Denis de Rougemont a analysé cela en des termes définitifs, dans L’amour et l’Occident. Il montre bien la constitution de l’ « amour passion » comme modèle supérieur de représentation, dans les mythes constitutifs de l’établissement de la Courtoisie, et dans la littérature qui a suivi. Il s’interroge sur la manière dont le mot s’est galvaudé au fil des siècles, au point d’être servi constamment dans les romans à l’eau de rose et dans les magazines féminins.

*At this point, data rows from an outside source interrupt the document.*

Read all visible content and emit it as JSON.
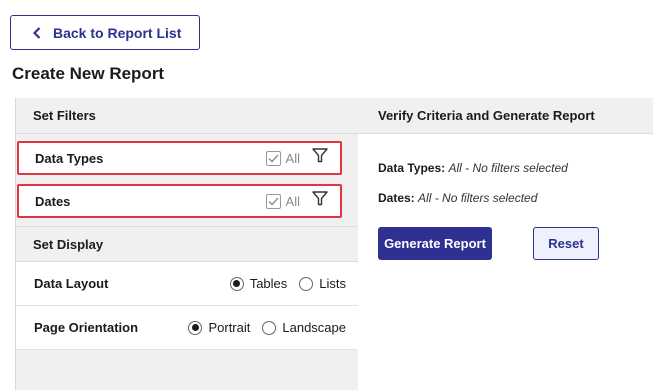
{
  "back_button": {
    "label": "Back to Report List"
  },
  "page_title": "Create New Report",
  "filters": {
    "heading": "Set Filters",
    "rows": [
      {
        "label": "Data Types",
        "all_label": "All"
      },
      {
        "label": "Dates",
        "all_label": "All"
      }
    ]
  },
  "display": {
    "heading": "Set Display",
    "data_layout": {
      "label": "Data Layout",
      "options": [
        "Tables",
        "Lists"
      ],
      "selected": "Tables"
    },
    "page_orientation": {
      "label": "Page Orientation",
      "options": [
        "Portrait",
        "Landscape"
      ],
      "selected": "Portrait"
    }
  },
  "verify": {
    "heading": "Verify Criteria and Generate Report",
    "data_types_label": "Data Types:",
    "data_types_value": "All - No filters selected",
    "dates_label": "Dates:",
    "dates_value": "All - No filters selected",
    "generate_label": "Generate Report",
    "reset_label": "Reset"
  },
  "colors": {
    "accent": "#2e3192",
    "highlight_border": "#e3343f",
    "panel_bg": "#f0f0f0"
  },
  "icons": [
    "chevron-left-icon",
    "checkbox-checked-icon",
    "filter-funnel-icon",
    "radio-selected-icon",
    "radio-unselected-icon"
  ]
}
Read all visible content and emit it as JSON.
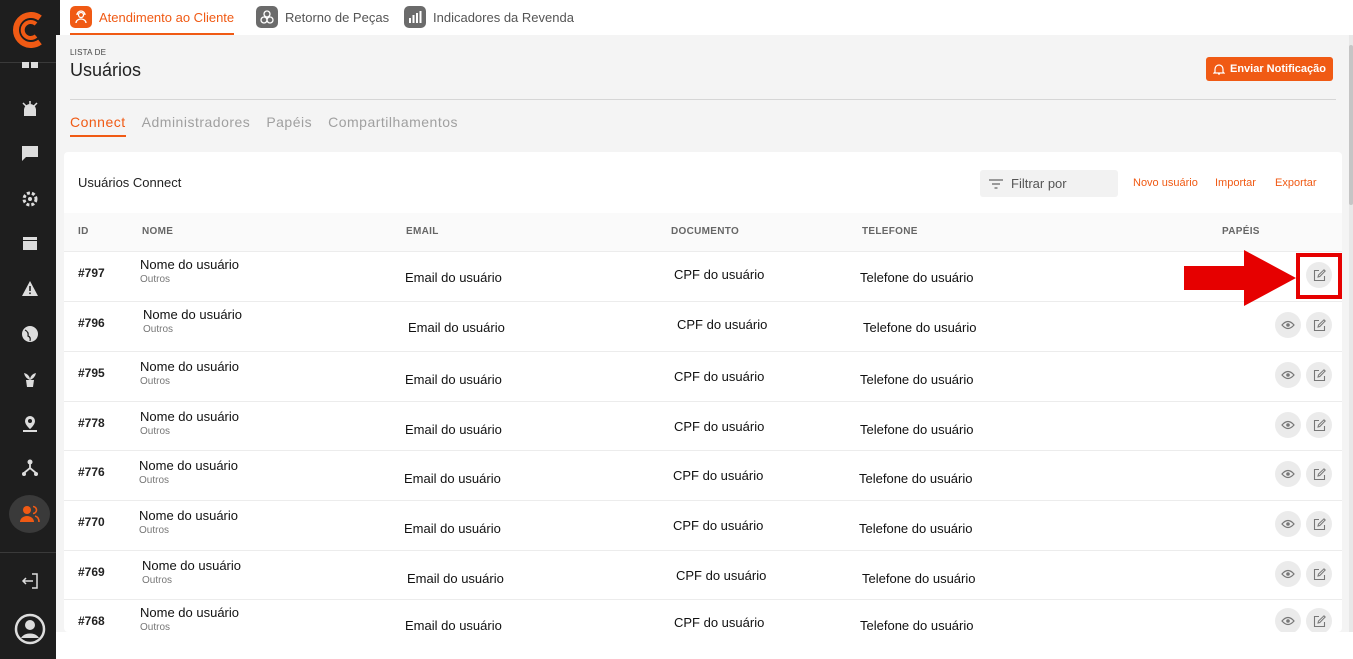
{
  "topnav": [
    {
      "label": "Atendimento ao Cliente",
      "icon": "headset-icon",
      "active": true
    },
    {
      "label": "Retorno de Peças",
      "icon": "gears-icon",
      "active": false
    },
    {
      "label": "Indicadores da Revenda",
      "icon": "bar-chart-icon",
      "active": false
    }
  ],
  "header": {
    "lista_de": "LISTA DE",
    "title": "Usuários",
    "notify_button": "Enviar Notificação"
  },
  "tabs": [
    "Connect",
    "Administradores",
    "Papéis",
    "Compartilhamentos"
  ],
  "active_tab": "Connect",
  "card": {
    "title": "Usuários Connect",
    "filter_placeholder": "Filtrar por",
    "actions": {
      "new_user": "Novo usuário",
      "import": "Importar",
      "export": "Exportar"
    }
  },
  "table": {
    "headers": {
      "id": "ID",
      "name": "NOME",
      "email": "EMAIL",
      "document": "DOCUMENTO",
      "phone": "TELEFONE",
      "roles": "PAPÉIS"
    },
    "rows": [
      {
        "id": "#797",
        "name": "Nome do usuário",
        "type": "Outros",
        "email": "Email do usuário",
        "document": "CPF do usuário",
        "phone": "Telefone do usuário"
      },
      {
        "id": "#796",
        "name": "Nome do usuário",
        "type": "Outros",
        "email": "Email do usuário",
        "document": "CPF do usuário",
        "phone": "Telefone do usuário"
      },
      {
        "id": "#795",
        "name": "Nome do usuário",
        "type": "Outros",
        "email": "Email do usuário",
        "document": "CPF do usuário",
        "phone": "Telefone do usuário"
      },
      {
        "id": "#778",
        "name": "Nome do usuário",
        "type": "Outros",
        "email": "Email do usuário",
        "document": "CPF do usuário",
        "phone": "Telefone do usuário"
      },
      {
        "id": "#776",
        "name": "Nome do usuário",
        "type": "Outros",
        "email": "Email do usuário",
        "document": "CPF do usuário",
        "phone": "Telefone do usuário"
      },
      {
        "id": "#770",
        "name": "Nome do usuário",
        "type": "Outros",
        "email": "Email do usuário",
        "document": "CPF do usuário",
        "phone": "Telefone do usuário"
      },
      {
        "id": "#769",
        "name": "Nome do usuário",
        "type": "Outros",
        "email": "Email do usuário",
        "document": "CPF do usuário",
        "phone": "Telefone do usuário"
      },
      {
        "id": "#768",
        "name": "Nome do usuário",
        "type": "Outros",
        "email": "Email do usuário",
        "document": "CPF do usuário",
        "phone": "Telefone do usuário"
      }
    ]
  },
  "sidebar_icons": [
    "dashboard-icon",
    "alarm-icon",
    "chat-icon",
    "settings-icon",
    "calendar-icon",
    "warning-icon",
    "globe-icon",
    "plant-icon",
    "location-icon",
    "hierarchy-icon",
    "users-icon",
    "logout-icon",
    "user-avatar-icon"
  ],
  "colors": {
    "accent": "#f05a14",
    "sidebar": "#1e1e1e",
    "highlight": "#e60000"
  }
}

Soit. Cela ne me dérange pas que les mots changent de sens, et que la désignation d’un événement physico-mental de grand danger serve aujourd’hui à désigner une vie amoureuse riche.
Ce qui est ennuyeux, c’est qu’aucun mot n’est venu prendre la place de celui de passion. Pour décrire ce que vivent Tristan et Iseult, la Princesse de Clèves, Phèdre, nous n’avons pas d’autre mot que « passion amoureuse », alors même que la plupart des gens l’utilisent comme un truc super à vivre. Mais personne ne voudrait vivre ce que ces personnages ont vécu.

Denis de Rougemont, en bon catholique, a d’ailleurs une position très ambiguë sur la question. Tantôt il admet que la passion n’est qu’une maladie, due aux égarements hérétiques des Cathares qui voulaient faire régner une pureté de mauvais alois ; tantôt il exprime son admiration pour ces grands récits passionnels, et déplore la décadence de la littérature, qui, en perdant graduellement sa noblesse, a en même temps perdu le sens de la passion véritable.

Le contraire est plus juste : en perdant le sens de la passion, la littérature européenne s’est vautrée dans la décadence. C’est la thèse de Rougemont.

En bon catholique, il montre le remède nécessaire à la perversion puriste que représente la passion : le mariage et la consommation sexuelle. Que Tristan et Iseult se marient, que leur amour devienne possible et accepté par tous, et la passion est guérie.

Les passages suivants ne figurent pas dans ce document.